Sterilization Deaths Are Medical Homicide

As told to Devjyot Ghoshal for Quartz – www.qz.com.

In 2004, we performed a census of Chhattisgarh’s public hospitals that were equipped to perform caesarian sections routinely, and found that there were only three such government hospitals in the entire state. There were, of course, many more in the private sector, where people could go if they paid, but they were not accessible to the majority of the population.

I travelled all across Chhattisgarh with a particular focus on public health facilities. There was inadequate clean water to drink. There was a lack of food and nourishment. There was a total lack of even very ordinary healthcare facilities for conducting a safe delivery on a routine basis. So all together, it was an absolutely abysmal situation.

That is the context for this incident.

The surgeon who has performed these operations is someone who has been awarded by the state government for performing a huge number of sterilization operations. He is not some fly-by-night operator. This whole business of setting targets for female laparoscopic sterilizations is a well-established government practice in many state “family welfare” programmes.

These operations were conducted in hospitals where the physical infrastructure was absolutely abysmal. This is also routine. People are made to lie down on the ground. There is no place for them to lie down with dignity and care in a clean facility.

And this is not the first time such an incident has happened in Chhattisgarh.

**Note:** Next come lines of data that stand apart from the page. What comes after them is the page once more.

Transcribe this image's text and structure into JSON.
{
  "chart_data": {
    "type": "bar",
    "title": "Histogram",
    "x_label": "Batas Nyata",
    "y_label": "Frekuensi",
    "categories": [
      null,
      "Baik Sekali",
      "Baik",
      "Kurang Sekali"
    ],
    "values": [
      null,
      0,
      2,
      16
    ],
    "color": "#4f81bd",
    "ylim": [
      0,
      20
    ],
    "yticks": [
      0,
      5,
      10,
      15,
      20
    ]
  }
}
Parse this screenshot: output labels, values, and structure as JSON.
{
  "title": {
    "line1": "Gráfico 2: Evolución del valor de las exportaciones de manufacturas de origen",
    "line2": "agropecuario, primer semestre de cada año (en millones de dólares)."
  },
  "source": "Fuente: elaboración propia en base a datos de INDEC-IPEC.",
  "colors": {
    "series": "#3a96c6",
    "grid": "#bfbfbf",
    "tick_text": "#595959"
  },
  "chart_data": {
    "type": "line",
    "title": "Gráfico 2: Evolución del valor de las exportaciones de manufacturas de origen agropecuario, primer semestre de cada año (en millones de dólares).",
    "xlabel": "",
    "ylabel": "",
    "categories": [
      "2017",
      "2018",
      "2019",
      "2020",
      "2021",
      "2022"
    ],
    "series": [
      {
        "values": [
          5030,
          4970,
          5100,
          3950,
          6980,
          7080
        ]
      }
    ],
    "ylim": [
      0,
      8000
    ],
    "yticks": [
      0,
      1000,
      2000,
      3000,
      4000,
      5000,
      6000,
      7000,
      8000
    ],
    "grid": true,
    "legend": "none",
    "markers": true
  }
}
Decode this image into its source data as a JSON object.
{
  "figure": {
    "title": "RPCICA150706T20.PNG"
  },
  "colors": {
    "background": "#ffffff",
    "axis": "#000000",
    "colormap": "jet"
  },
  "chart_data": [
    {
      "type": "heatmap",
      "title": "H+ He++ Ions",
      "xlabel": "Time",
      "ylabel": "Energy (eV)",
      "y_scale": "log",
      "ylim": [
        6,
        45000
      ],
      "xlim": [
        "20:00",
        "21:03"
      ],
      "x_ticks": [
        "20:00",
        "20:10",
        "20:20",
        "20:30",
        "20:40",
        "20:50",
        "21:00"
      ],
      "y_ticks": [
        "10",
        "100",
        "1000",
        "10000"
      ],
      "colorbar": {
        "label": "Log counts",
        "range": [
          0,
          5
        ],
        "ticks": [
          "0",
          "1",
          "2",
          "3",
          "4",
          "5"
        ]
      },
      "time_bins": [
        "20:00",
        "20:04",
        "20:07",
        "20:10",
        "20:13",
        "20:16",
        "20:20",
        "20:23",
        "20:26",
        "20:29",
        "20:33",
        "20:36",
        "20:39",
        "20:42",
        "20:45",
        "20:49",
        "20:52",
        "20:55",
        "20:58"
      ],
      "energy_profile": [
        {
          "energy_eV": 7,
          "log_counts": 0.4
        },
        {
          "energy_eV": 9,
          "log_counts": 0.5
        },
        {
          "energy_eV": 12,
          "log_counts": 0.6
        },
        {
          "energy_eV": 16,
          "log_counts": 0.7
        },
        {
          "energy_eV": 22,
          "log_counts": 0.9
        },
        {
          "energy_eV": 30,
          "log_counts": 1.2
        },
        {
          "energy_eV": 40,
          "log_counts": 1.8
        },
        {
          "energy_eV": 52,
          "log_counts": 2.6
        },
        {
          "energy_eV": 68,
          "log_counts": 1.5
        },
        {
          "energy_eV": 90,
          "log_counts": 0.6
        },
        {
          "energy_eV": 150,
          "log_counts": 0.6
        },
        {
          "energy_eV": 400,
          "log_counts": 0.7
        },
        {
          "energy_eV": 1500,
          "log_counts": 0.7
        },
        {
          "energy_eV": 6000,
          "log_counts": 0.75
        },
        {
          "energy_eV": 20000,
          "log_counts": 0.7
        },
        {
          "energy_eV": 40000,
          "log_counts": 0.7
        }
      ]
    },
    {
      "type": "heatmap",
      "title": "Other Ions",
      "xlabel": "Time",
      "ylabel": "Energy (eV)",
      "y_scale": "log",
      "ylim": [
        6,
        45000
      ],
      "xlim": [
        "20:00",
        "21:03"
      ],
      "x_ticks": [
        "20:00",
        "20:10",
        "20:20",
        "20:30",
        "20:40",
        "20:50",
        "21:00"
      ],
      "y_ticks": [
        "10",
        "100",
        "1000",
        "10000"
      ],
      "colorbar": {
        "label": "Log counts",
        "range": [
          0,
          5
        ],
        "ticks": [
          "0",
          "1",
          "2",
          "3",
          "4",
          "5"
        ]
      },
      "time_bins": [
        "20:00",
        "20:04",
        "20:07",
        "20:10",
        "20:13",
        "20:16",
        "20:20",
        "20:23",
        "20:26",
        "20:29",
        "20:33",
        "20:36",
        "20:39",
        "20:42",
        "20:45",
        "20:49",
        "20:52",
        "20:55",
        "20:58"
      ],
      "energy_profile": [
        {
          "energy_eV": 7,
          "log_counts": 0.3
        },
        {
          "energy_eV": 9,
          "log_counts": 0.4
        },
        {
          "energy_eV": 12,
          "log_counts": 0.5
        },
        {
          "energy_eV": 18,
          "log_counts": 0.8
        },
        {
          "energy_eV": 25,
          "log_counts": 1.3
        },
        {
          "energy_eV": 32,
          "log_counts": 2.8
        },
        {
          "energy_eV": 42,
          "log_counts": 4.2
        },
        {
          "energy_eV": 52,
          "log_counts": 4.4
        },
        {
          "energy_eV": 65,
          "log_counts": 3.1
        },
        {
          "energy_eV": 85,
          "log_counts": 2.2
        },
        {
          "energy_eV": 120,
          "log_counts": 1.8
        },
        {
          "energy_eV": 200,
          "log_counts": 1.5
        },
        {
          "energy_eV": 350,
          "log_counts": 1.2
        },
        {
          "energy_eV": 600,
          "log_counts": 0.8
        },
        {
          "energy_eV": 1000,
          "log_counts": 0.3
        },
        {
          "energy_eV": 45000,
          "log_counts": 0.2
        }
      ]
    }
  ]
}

We grade such incidents on the number of people who die. When one or two people die, those incidents don’t get highlighted. But such incidents keep happening all the time in the state. In a similar camp for eye operations at Balod some months back, many people developed infections and lost their eyesight. It is an absolutely horrific scenario in Chhattisgarh as far as healthcare is concerned.

We can get caught in establishing individual culpability for such cases—but that is not enough.

Over the years, there have been some changes. A lot of money has been spent on infrastructure but the services remain minimal because the staffing, the training and other aspects are all part of the same ineffective scenario. Of the number of gynecologists that were supposed to be available in the government sector in Chhattisgarh, roughly a quarter are deployed.

While a lot of infrastructure has been put in place and many intellectuals have testified that the public distribution system is supposed to be very effective, the point is that we do not have a system of measuring the outcome—whether or not people are adequately fed and have enough nourishment, clean water, and accessible, adequate healthcare. We are only now coming to a stage when the proper numbers for malaria deaths are available in the state.

We have accessibility problems in areas where internal conflicts are occurring. Large parts of Bastar, for instance, do not have access to medical services. The medical services that were available in those areas were because of the efforts of non-governmental institutions. Many of these initiatives, like the clinics run by the International Committee of the Red Cross, have also been terminated.

Poor not a priority of this government

There is an unmet demand for family planning services, which are safe, free, and technically adequate. Right now, there is a lot of effort to coerce prospective patients, especially with the deployment of what are pitiful cash incentives, which do make difference in a marginalized population. It’s important to recognize that almost all the people who underwent surgeries in this particular camp, had below poverty line cards and were entitled to the princely incentive amount of Rs1,400.

Male sterilization is a much easier and safer method than female sterilization but not adequately promoted or available in the official “family welfare” programme. And the other forms of contraception are not available on an adequate basis because of the lack of healthcare facilities.

Coercive mass sterilization programmes are a hold over from the period of the Emergency. The situation is that the entire public health spending in government is absolutely inadequate. Family planning services, for which there may well be a felt need, are also reduced to a ridiculous kind of target-based hunting-down-the-poor game. And that’s what these deaths are. They are really a form of medical homicide and the direct outcome of policies deliberately articulated by the state.

The problems of the poor are simply not a priority of this government. The whole philosophy of development is expressly targeted at sequestering common pool resources and taking them out of the hands of the poor and handing them over to corporate interests. This is the sum total of development as practiced under the current regime, certainly in Chhattisgarh, but also in many other parts of the country.

A large number of doctors are doing the best they can under extremely difficult circumstances. But there are also those who have internalized the governmental mindset to the extent of being driven to chase unrealistic and unethical targets. There is a limit beyond which non-state resources cannot be stretched to fulfill the tasks that are mandated. And the political culpability of the rulers of the state must be acknowledged, not glossed over with remarks like “it is the doctors and not the ministers who operate,” as the chief minister of the state is reported to have remarked.

These absolutely tragic and horrific incidents do not make sense until they are put into the context of the overall development policy of the state. And I am not talking only about Chhattisgarh here. There are many other Indian states in the same situation.